ABA praises standards to prevent prison rape

American Bar Association President Wm. T. Robinson III recently sent a letter to U.S. Attorney General Eric Holder praising the U.S. Department of Justice’s adoption of comprehensive national standards to prevent prison rape.

“The Department of Justice gave serious and thoughtful consideration to the comments it received from the ABA and other interested individuals and organizations,” Robinson said. “We commend the department for significantly advancing Congress’s goal of establishing a ‘zero-tolerance standard’ for the incidence of sexual abuse in U.S. prisons, jails and other facilities.”

The ABA is calling on all branches of the federal government, states and localities to implement these standards as a necessary step toward ensuring the human rights and dignity of prisoners.

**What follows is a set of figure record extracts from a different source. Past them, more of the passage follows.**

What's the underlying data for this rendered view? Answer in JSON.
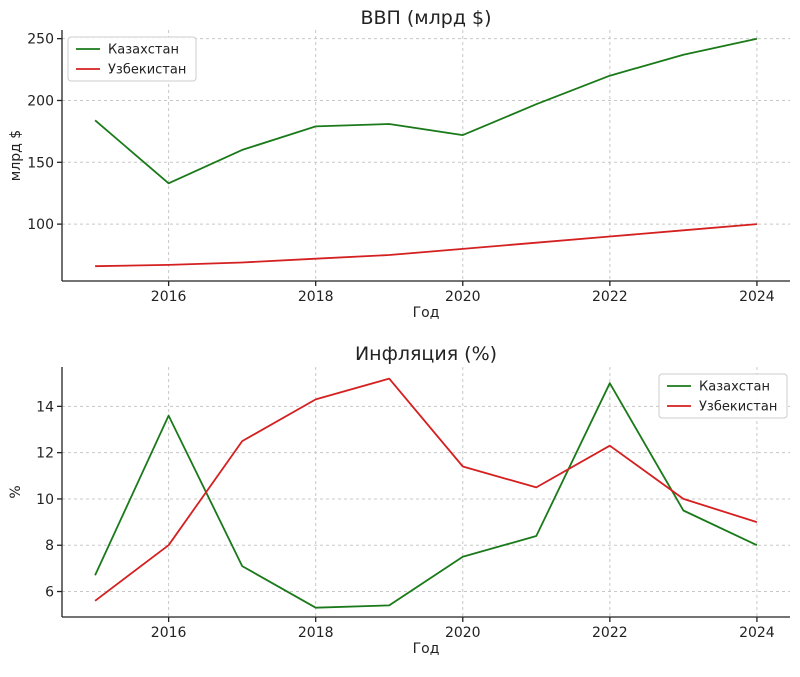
{
  "chart_data": [
    {
      "type": "line",
      "title": "ВВП (млрд $)",
      "xlabel": "Год",
      "ylabel": "млрд $",
      "x": [
        2015,
        2016,
        2017,
        2018,
        2019,
        2020,
        2021,
        2022,
        2023,
        2024
      ],
      "xlim": [
        2014.55,
        2024.45
      ],
      "ylim": [
        54,
        257
      ],
      "xticks": [
        2016,
        2018,
        2020,
        2022,
        2024
      ],
      "yticks": [
        100,
        150,
        200,
        250
      ],
      "grid": true,
      "legend": "top-left",
      "series": [
        {
          "name": "Казахстан",
          "color": "#1a7a1a",
          "values": [
            184,
            133,
            160,
            179,
            181,
            172,
            197,
            220,
            237,
            250
          ]
        },
        {
          "name": "Узбекистан",
          "color": "#d42020",
          "values": [
            66,
            67,
            69,
            72,
            75,
            80,
            85,
            90,
            95,
            100
          ]
        }
      ]
    },
    {
      "type": "line",
      "title": "Инфляция (%)",
      "xlabel": "Год",
      "ylabel": "%",
      "x": [
        2015,
        2016,
        2017,
        2018,
        2019,
        2020,
        2021,
        2022,
        2023,
        2024
      ],
      "xlim": [
        2014.55,
        2024.45
      ],
      "ylim": [
        4.9,
        15.7
      ],
      "xticks": [
        2016,
        2018,
        2020,
        2022,
        2024
      ],
      "yticks": [
        6,
        8,
        10,
        12,
        14
      ],
      "grid": true,
      "legend": "top-right",
      "series": [
        {
          "name": "Казахстан",
          "color": "#1a7a1a",
          "values": [
            6.7,
            13.6,
            7.1,
            5.3,
            5.4,
            7.5,
            8.4,
            15.0,
            9.5,
            8.0
          ]
        },
        {
          "name": "Узбекистан",
          "color": "#d42020",
          "values": [
            5.6,
            8.0,
            12.5,
            14.3,
            15.2,
            11.4,
            10.5,
            12.3,
            10.0,
            9.0
          ]
        }
      ]
    }
  ]
}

Earlier this month. the Department of Justice released a final rule to prevent, detect and respond to sexual abuse in confinement facilities, in accordance with the Prison Rape Elimination Act of 2003.

Supported by a bipartisan coalition of criminal justice, civil rights and religious organizations, PREA was passed unanimously by Congress and signed into law by President George W. Bush in 2003. 

The legislation directed a bipartisan national commission to recommend, and the attorney general to adopt, comprehensive national standards on the detection, prevention, reduction and punishment of prison rape.

In February 2011, the Justice Department requested comments on its proposed PREA standards. 

In April 2011, the ABA submitted comments based on the ABA Criminal Justice Standards on the Treatment of Prisoners, which were adopted by the ABA House of Delegates in February 2010 and express the policy of the ABA.